The measure, pushed by the Service Employees International Union-United Healthcare Workers West (SEIU-UHW, a major California healthcare union), would impose a one-time 5% levy on the net worth of state residents holding more than $1 billion in assets, with proceeds aimed at healthcare, education and food assistance. Backers say it could raise tens of billions of dollars.

Brin’s money is the spine of a broader campaign. He contributed $20 million to Building a Better California, a group that has gathered upward of $100 million from donors including former Google chief executive Eric Schmidt, Stripe chief executive Patrick Collison, former Sequoia partner Michael Moritz and Larsen. Two countermeasures have already qualified that could weaken or block the union plan if it passes.

His own stake in the outcome is personal as well as financial. Brin relocated from California to Nevada before a December 31 cutoff, a move that would place him outside the tax’s reach.
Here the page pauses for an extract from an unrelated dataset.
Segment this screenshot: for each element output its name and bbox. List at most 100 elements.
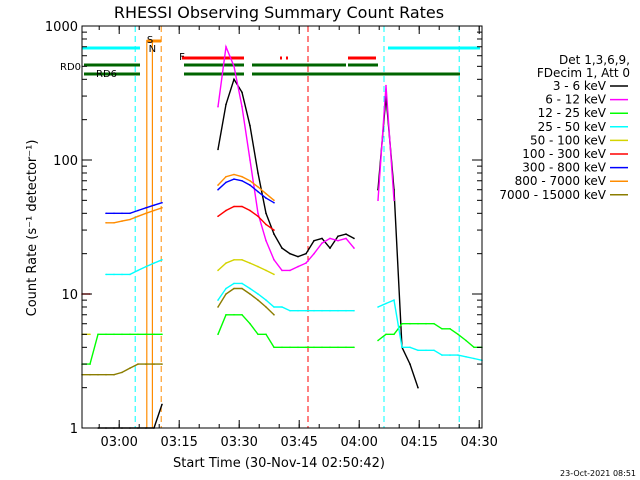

The same impulse has reached city contests. Brin spent $500,000 last month fighting a San Francisco measure to expand a tax on highly paid chief executives, and Larsen has routed money toward a heated race for state insurance commissioner. The spread of the spending, from statewide ballot fights to single assembly districts, is the point.

What June 2 Settles, and What It Doesn’t

The primary will close the book on the governor’s race that absorbed the most attention and the least durable strategy. The open legislative seats, the wealth-tax fight in November, and the next round of AI bills will not be settled tomorrow, and that is where the patient money is parked. Larsen alone has said he expects to spend as much as $30 million of his own across several cycles.

If the candidates backed by Grow California and California Leads take those open seats this year, the legislature that drafts California’s next AI rules starts out friendlier to the firms that paid for the campaigns. If labor holds the line, the spending simply resets for the cycle after, which is exactly what the industry’s biggest donors have promised to fund.